In other terms the Friedrichs extension of $G$ in $L^2(dm)$ should be the generator of the $L^2$ semigroup induced by $X$. (Edit: by $L^2$ semigroup induced by $X$ I mean the semigroup corresponding to the Dirichlet form $\mathcal E$ )

Is this true? I didn't find a reference nor a simple argument for showing this.

Or is it possible that a selfadjoint extension other than the Friedrichs one generates the $L^2$ semigroup induced by $X$?

Edit: From the answer of Byron Schmuland it is clear to me that the guess is true if the state space is compact. Observe that in this case $G$ is essentially selfadjoint in $L^2$, so the Friedrichs extension is just the closure of $G$ and there are no other selfadjoint extensions. I'm still confused about the case of noncompact state space. I would also appreciate partial answers which work for some concrete example of $G$ (say elliptic partial differential operators, or discrete operators).

Answer by Byron Schmuland for Symmetric Feller processes and Dirichlet Forms

2012-02-03T19:24:51Z

I've decided to post an incomplete preliminary answer.

I ran into your problem when I was writing [1]. On page 258 you will see my resolution.

I should point out that in my case, the underlying space $X$ was compact, and that $m$ was a finite measure with full support. Thus, $C(X)$ embeds into $L^2(X;m)$ with a continuous, linear injection in the obvious way. This may not hold in the locally compact case, and I'm not sure how serious a problem that is.

Translated into your notation, and letting $\tilde G$ be the Friedrichs extension we note that $\bar G$ and $\tilde G$ agree on $\cal D$ and so the resolvent operators $\bar R_\lambda$ and $\tilde R_\lambda$ agree on $(\lambda-G)({\cal D})$. We deduce that $\bar R_\lambda= \tilde R_\lambda$ on $C(X)$ and using the Yosida approximation conclude the same about the semigroup operators $\bar T_t$ and $\tilde T_t$.

I hope this is of some help. If anything is unclear, let me know.

[1] A result on the infinitely many neutral alleles diffusion model. Journal of Applied Probability 28, 253-267 (1991).

Answer by Hans for Symmetric Feller processes and Dirichlet Forms

2012-02-08T22:01:53Z

I think that the guess is true under the general assumptions I made, by following Byron Schmuland's reasoning.
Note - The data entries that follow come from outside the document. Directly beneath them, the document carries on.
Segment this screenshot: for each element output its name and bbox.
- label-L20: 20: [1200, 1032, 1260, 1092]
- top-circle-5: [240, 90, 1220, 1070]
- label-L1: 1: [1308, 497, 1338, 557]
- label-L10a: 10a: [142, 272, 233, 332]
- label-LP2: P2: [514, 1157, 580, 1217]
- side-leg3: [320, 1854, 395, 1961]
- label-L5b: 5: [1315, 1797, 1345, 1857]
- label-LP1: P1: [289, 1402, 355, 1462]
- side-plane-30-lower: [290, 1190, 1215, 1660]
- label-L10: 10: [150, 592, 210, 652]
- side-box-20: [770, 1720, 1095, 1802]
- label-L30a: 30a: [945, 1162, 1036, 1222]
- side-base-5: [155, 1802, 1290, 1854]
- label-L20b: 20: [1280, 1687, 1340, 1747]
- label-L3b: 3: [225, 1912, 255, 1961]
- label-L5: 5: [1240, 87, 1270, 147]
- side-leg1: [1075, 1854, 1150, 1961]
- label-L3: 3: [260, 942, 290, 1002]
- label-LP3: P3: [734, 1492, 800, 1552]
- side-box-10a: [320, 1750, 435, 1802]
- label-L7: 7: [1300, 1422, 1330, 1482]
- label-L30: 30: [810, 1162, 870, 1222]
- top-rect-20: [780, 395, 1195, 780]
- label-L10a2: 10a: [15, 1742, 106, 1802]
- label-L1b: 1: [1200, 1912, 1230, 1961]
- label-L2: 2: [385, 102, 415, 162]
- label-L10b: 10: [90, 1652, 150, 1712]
Let me spell it out the way I understood it.

I denote by $T$ the $L^2(dm)$ semigroup induced by $X$, by $\bar T$ the Feller semigroup generated by the closure of $G$ in $C_0$ and by $\tilde T$ the $L^2(dm)$ semigroup generated by the Friedrichs extension of $G$.
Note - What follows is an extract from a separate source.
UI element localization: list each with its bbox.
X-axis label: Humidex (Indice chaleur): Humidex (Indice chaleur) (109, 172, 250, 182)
The semigroup $T$ is characterized by

$T=\bar T$ on $L^2(dm)\cap C_0$ (I take this as definition of $T$ as in Fukushima et al.)
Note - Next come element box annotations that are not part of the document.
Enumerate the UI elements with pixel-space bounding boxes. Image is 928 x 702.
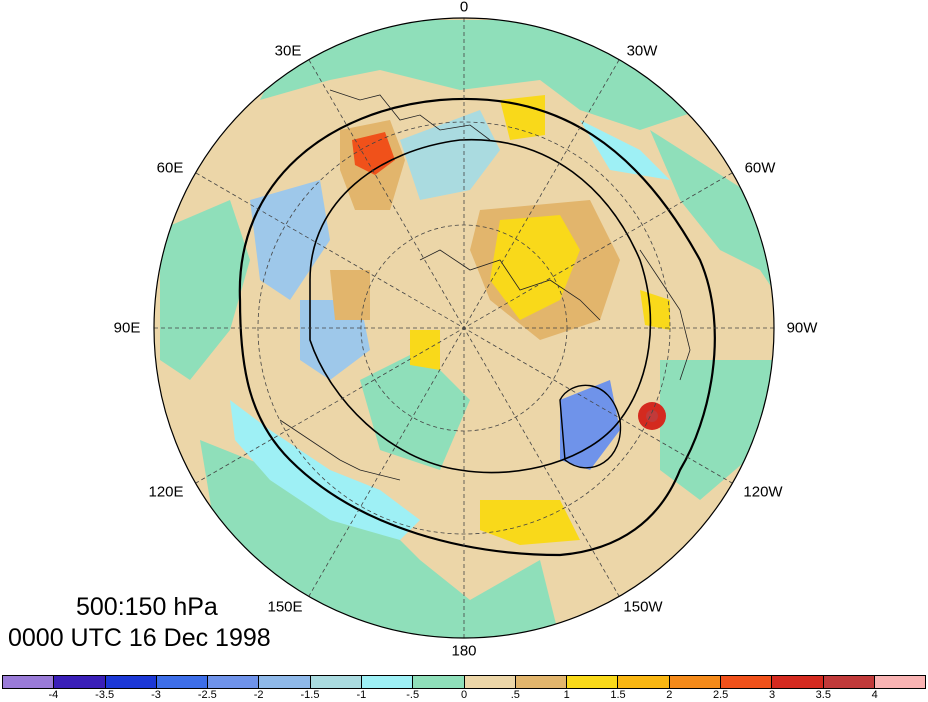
colorbar-tick-label: -1.5 xyxy=(300,689,320,701)
colorbar-segment xyxy=(54,676,106,688)
colorbar-segment xyxy=(310,676,362,688)
colorbar-segment xyxy=(464,676,516,688)
yellow-region-nw xyxy=(640,290,670,330)
green-region-north xyxy=(260,20,700,130)
colorbar-tick-label: 2 xyxy=(666,689,673,701)
colorbar-segment xyxy=(874,676,926,688)
yellow-region-atlantic xyxy=(500,95,545,140)
colorbar-segment xyxy=(3,676,55,688)
colorbar-segment xyxy=(259,676,311,688)
map-border xyxy=(153,17,775,639)
lon-label-150e: 150E xyxy=(267,598,303,616)
colorbar-segment xyxy=(823,676,875,688)
contour-line-low xyxy=(559,384,622,469)
colorbar-segment xyxy=(156,676,209,688)
yellow-region-south xyxy=(480,500,580,545)
colorbar-tick-label: 4 xyxy=(871,689,878,701)
contour-line-inner xyxy=(309,138,652,474)
orange-region-mid xyxy=(410,330,440,370)
colorbar-segment xyxy=(208,676,260,688)
colorbar-segment xyxy=(515,676,568,688)
coastline-c xyxy=(279,419,401,481)
colorbar-tick-label: -3.5 xyxy=(95,689,115,701)
colorbar-tick-label: -1 xyxy=(356,689,367,701)
blue-region-east xyxy=(580,120,670,180)
colorbar-segment xyxy=(361,676,414,688)
lon-label-90w: 90W xyxy=(786,319,818,337)
colorbar-tick-label: 0 xyxy=(460,689,468,701)
lon-label-30w: 30W xyxy=(626,42,658,60)
lon-label-60w: 60W xyxy=(744,159,776,177)
time-label: 0000 UTC 16 Dec 1998 xyxy=(8,624,271,652)
colorbar-tick-label: -2 xyxy=(253,689,264,701)
lon-label-30e: 30E xyxy=(274,42,302,60)
colorbar-segment xyxy=(105,676,157,688)
colorbar-tick-label: .5 xyxy=(510,689,520,701)
yellow-region-central xyxy=(490,215,580,320)
lon-label-120e: 120E xyxy=(148,483,184,501)
colorbar-ticks: -4 -3.5 -3 -2.5 -2 -1.5 -1 -.5 0 .5 1 1.5 2 2.5 3 3.5 4 xyxy=(0,689,928,702)
coastline-d xyxy=(639,249,691,381)
colorbar xyxy=(2,675,926,689)
contour-line-outer xyxy=(238,97,716,557)
lon-label-90e: 90E xyxy=(113,319,141,337)
colorbar-tick-label: 3 xyxy=(768,689,776,701)
colorbar-segment xyxy=(772,676,824,688)
colorbar-tick-label: 3.5 xyxy=(815,689,831,701)
level-label: 500:150 hPa xyxy=(76,593,218,621)
colorbar-tick-label: 2.5 xyxy=(713,689,729,701)
colorbar-tick-label: -.5 xyxy=(406,689,420,701)
graticule xyxy=(154,18,774,638)
colorbar-segment xyxy=(567,676,619,688)
colorbar-tick-label: -4 xyxy=(48,689,59,701)
lon-label-120w: 120W xyxy=(743,483,783,501)
colorbar-tick-label: 1 xyxy=(563,689,570,701)
blue-low xyxy=(560,380,620,470)
colorbar-tick-label: 1.5 xyxy=(610,689,626,701)
coastline-b xyxy=(419,249,601,321)
lon-label-60e: 60E xyxy=(156,159,184,177)
colorbar-segment xyxy=(618,676,670,688)
orange-region-west xyxy=(330,270,370,320)
colorbar-tick-label: -2.5 xyxy=(197,689,217,701)
blue-region-arctic xyxy=(400,110,500,200)
green-region-east xyxy=(650,130,774,300)
green-region-west xyxy=(160,200,250,380)
colorbar-segment xyxy=(413,676,465,688)
lon-label-180: 180 xyxy=(451,642,477,660)
blue-band-south xyxy=(230,400,420,540)
colorbar-segment xyxy=(669,676,721,688)
colorbar-segment xyxy=(720,676,773,688)
coastline-a xyxy=(329,89,491,141)
lon-label-150w: 150W xyxy=(623,598,663,616)
lon-label-0: 0 xyxy=(459,0,469,16)
green-region-se xyxy=(660,360,774,500)
colorbar-tick-label: -3 xyxy=(151,689,161,701)
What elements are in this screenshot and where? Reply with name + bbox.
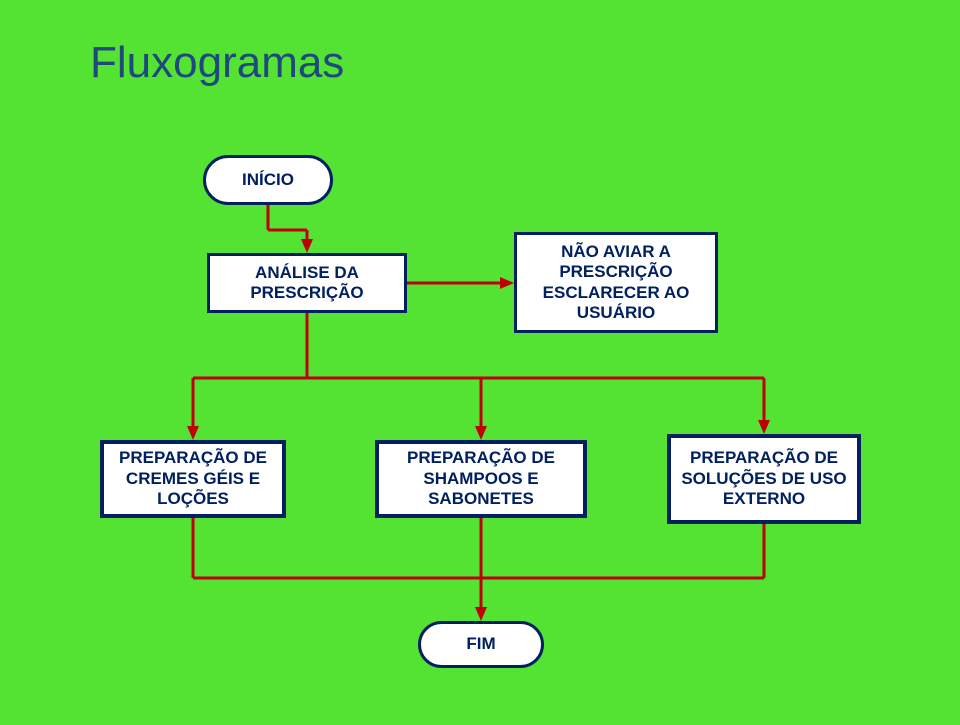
flowchart-edge-e7: [758, 378, 770, 434]
flowchart-edge-e12: [475, 578, 487, 621]
flowchart-edge-e1: [268, 205, 313, 253]
flowchart-node-prep_solucoes: PREPARAÇÃO DE SOLUÇÕES DE USO EXTERNO: [667, 434, 861, 524]
flowchart-node-inicio: INÍCIO: [203, 155, 333, 205]
flowchart-edges: [0, 0, 960, 725]
flowchart-node-prep_shampoos: PREPARAÇÃO DE SHAMPOOS E SABONETES: [375, 440, 587, 518]
flowchart-node-nao_aviar: NÃO AVIAR A PRESCRIÇÃO ESCLARECER AO USU…: [514, 232, 718, 333]
flowchart-node-prep_cremes: PREPARAÇÃO DE CREMES GÉIS E LOÇÕES: [100, 440, 286, 518]
flowchart-node-analise: ANÁLISE DA PRESCRIÇÃO: [207, 253, 407, 313]
flowchart-edge-e6: [475, 378, 487, 440]
flowchart-edge-e5: [187, 378, 199, 440]
flowchart-edge-e2: [407, 277, 514, 289]
flowchart-node-fim: FIM: [418, 621, 544, 668]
So it is enough to show that $\tilde T = \bar T$ on $C_K$ (which is both dense in $L^2(dm)$ and $C_0$).

By Yosida approximation it is enough to show that the corresponding resolvents satisfy for $\lambda>0$

$\tilde R_\lambda = \bar R_\lambda$ on $C_K$

By definition of resolvent $\tilde R_\lambda= \bar R_\lambda$ on $\mathcal F:=(\lambda-G)(\mathcal D)$. The $C_0$-closure of $\mathcal F$ is $C_0$ since $G$ generates, in particular it contains $C_K$. It follows that also the $L^2$ closure of $\mathcal F$ contains $C_K$, so we are done.

Observe that under the assumptions I made in the question, $G$ is automatically essentially selfadjoint, so there is no other selfadjoint extension other than the Friedrichs one. (a criterion for essential selfadjointness is that $(\lambda -G)(\mathcal D)$ is dense in $L^2$ which we have shown above). So the interesting case I was wondering about actually doesn't happen.

Let me know if there is a flaw in what I wrote.